On February 20, 2013, OfficeMax and Office Depot announced their entry into an agreement to combine their companies in a merger of equals. On July 10, 2013, stockholders of both companies approved the merger. The transaction is expected to close by the end of calendar year 2013, subject to regulatory approvals and the satisfaction of other customary closing conditions.

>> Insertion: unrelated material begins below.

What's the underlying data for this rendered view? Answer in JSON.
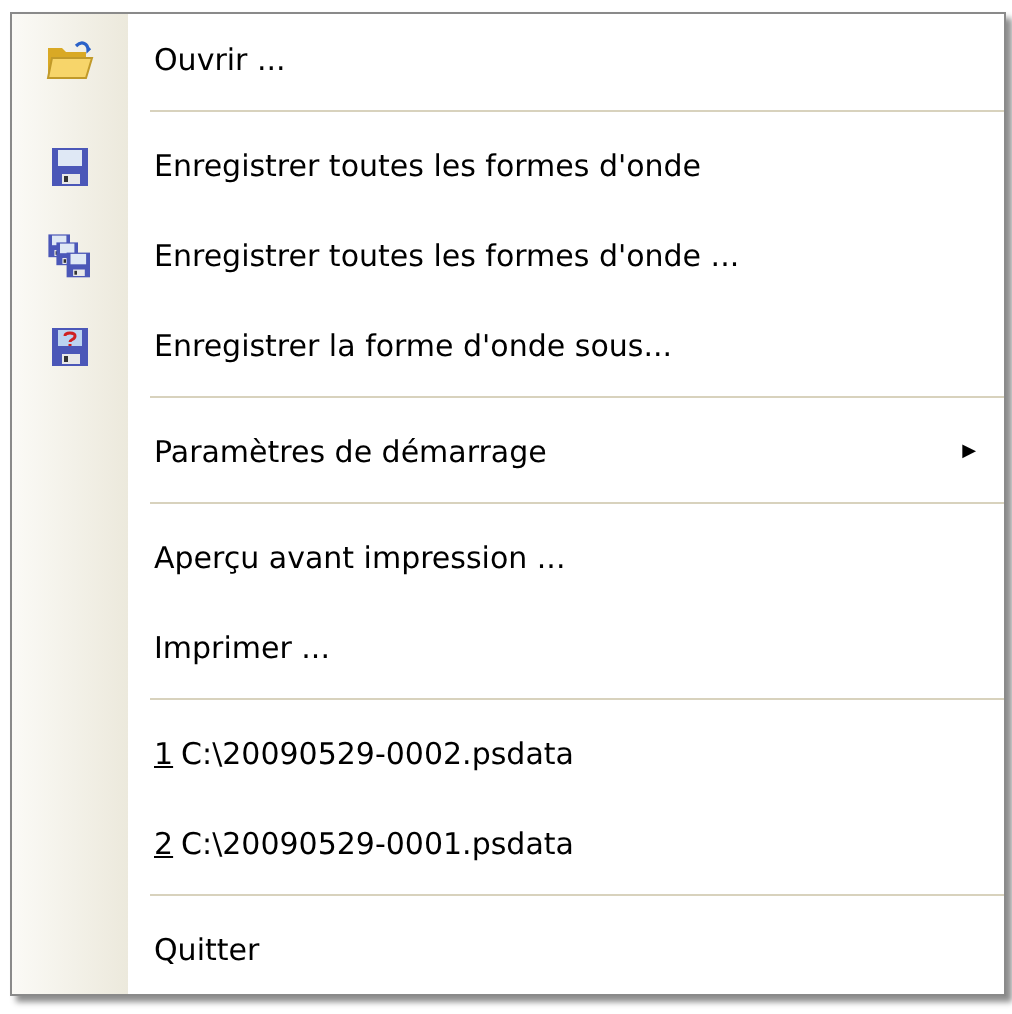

As announced on June 11, 2013, the companies selected Korn/Ferry International to assist the CEO Selection Committee, which is co-chaired by OfficeMax Board Member Jim Marino, former President and CEO of Alberto Culver Company and Office Depot Board Member Nigel Travis, Chairman and CEO of Dunkin' Brands, Inc. in its comprehensive search. The committee is actively engaged in evaluating a slate of candidates, including incumbent CEOs Ravi Saligram of OfficeMax and Neil Austrian of Office Depot. The goal remains to identify a proven leader with the strategic insight, operational discipline and inspirational leadership required to transform the business and deliver the synergies that come from combining the companies. Both incumbent CEOs will remain in their current positions through the search process, which is anticipated to be completed at or prior to the close of the transaction.